Okay, so the beef animals typically come from a feedlot. Almost all of them have had some degree of respiratory illness (ex- 'Shipping Fever') and were treated with antibiotics (most or all, depending on the feedlot). You generally have great carcasses, with little pathology. But you can still have different diseases in otherwise healthy animals (say an abscess that was not noticed or is newly developing). Trim and eat, and no problem. You might get a cow or steer that was failing to thrive in the feedlot, or didn't recover from that shipping fever, or whatever. Sometimes these animals don't look that bad UNTIL YOU CUT THEM OPEN. They hide illness if they can, either because they are stoic or they don't want predators seeing them sick, domestic or not. It has nothing to do with ethics, necessarily (there are ethical and non-ethical producers and slaughterhouses, but that's got nothing to do with this discussion per se.) Now, can you have a baldie steer with cancer eye? Heck yes. 'Cancer eye' is technically a cancer of the tissues around the eye. Trim and eat, assuming no spread of the cancer. Got a cow with lymphoma? Usually condemned because lymphoma spreads fast. Got a healthy animal with a single lymphoma like lesion but is otherwise healthy? They might do some testing, but otherwise it is trim and pass. I was not exaggerating when I said if you've eaten meat in the US, you've had an animal with cancer at some point. Some of these cut offs for cancer in the US is more a technicality of when, visually, do we want to throw something away vs save it. It's not like a steer with one lump makes good/okay meat and a steer with two lumps has suddenly turned into a poisonous thing.
Now, a cull dairy plant? You name it, they've got it. It's really hideous. First of all, some cows come in and their feet have not been done in months (and it's VERY obvious). They have slipper feet, are in pain, and can barely walk from the pain and the mechanics of having horrible feet. Any idiot farmer can learn to do his cow's feet very nicely, but apparently many don't want to bother or their cows are 'too wild' or whatever. Anyways, lactation is very draining on the metabolism, especially for cows breed to produce, produce, produce. So the cull cows are usually skin and bones with some meat holding them together. Then there is so much pathology, the USDA inspectors are kept very busy.

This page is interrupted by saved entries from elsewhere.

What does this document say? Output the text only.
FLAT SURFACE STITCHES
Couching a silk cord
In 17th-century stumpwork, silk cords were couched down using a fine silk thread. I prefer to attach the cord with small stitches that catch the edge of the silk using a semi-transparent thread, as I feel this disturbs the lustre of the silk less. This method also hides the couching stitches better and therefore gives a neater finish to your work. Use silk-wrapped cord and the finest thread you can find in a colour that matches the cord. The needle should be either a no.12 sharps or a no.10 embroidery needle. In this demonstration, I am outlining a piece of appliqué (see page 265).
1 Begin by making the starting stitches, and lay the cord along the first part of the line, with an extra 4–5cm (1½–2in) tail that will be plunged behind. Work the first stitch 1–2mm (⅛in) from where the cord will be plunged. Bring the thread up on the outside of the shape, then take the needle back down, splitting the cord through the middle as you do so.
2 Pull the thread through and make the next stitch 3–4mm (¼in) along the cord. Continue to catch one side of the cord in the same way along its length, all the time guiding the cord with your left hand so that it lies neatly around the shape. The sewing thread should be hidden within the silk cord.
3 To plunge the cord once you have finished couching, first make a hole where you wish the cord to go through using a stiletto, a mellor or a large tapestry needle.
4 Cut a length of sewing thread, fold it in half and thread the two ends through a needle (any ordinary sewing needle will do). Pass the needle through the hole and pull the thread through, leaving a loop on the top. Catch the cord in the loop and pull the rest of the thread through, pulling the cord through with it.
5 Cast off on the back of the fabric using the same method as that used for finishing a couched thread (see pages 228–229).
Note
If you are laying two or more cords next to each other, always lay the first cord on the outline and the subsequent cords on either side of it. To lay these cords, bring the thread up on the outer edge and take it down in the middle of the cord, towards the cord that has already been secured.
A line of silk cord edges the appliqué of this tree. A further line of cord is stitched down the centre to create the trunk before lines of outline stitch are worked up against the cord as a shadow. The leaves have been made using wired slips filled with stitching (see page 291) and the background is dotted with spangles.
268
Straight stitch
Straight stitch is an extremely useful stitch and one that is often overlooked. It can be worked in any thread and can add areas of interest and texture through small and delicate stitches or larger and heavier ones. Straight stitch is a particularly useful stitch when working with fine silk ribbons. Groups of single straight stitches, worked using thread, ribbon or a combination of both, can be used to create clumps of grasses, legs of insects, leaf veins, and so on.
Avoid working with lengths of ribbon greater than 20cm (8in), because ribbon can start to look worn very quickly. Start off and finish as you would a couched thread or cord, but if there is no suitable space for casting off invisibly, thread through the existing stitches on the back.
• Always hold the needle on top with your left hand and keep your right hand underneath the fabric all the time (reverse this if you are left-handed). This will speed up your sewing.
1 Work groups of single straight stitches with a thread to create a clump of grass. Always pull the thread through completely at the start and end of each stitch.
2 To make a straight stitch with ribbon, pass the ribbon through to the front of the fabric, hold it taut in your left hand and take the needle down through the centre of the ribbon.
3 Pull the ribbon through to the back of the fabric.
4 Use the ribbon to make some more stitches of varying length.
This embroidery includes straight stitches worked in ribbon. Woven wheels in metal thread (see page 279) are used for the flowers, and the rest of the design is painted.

So focusing on the cancers, it's the same thing. Anything they can have they will. Now, any animal that is wasting away actively and rapidly such that the fat is breaking down systemically and pathologically (you can see this difference between the fat) means the carcass is getting tossed out.
I've heard that with systemically ill animals you have to cook them well to get the bacteria/virus/ AND TOXINS out of them, but I've not researched that to see if it's true. For a simple/basic/early infection, I'm sure it is, because there's no visual way to identify them in the millions of animals inspected and they go out in the food chain. I'm guessing anyone trying to survive off wild animals is just going to cook well and go for it.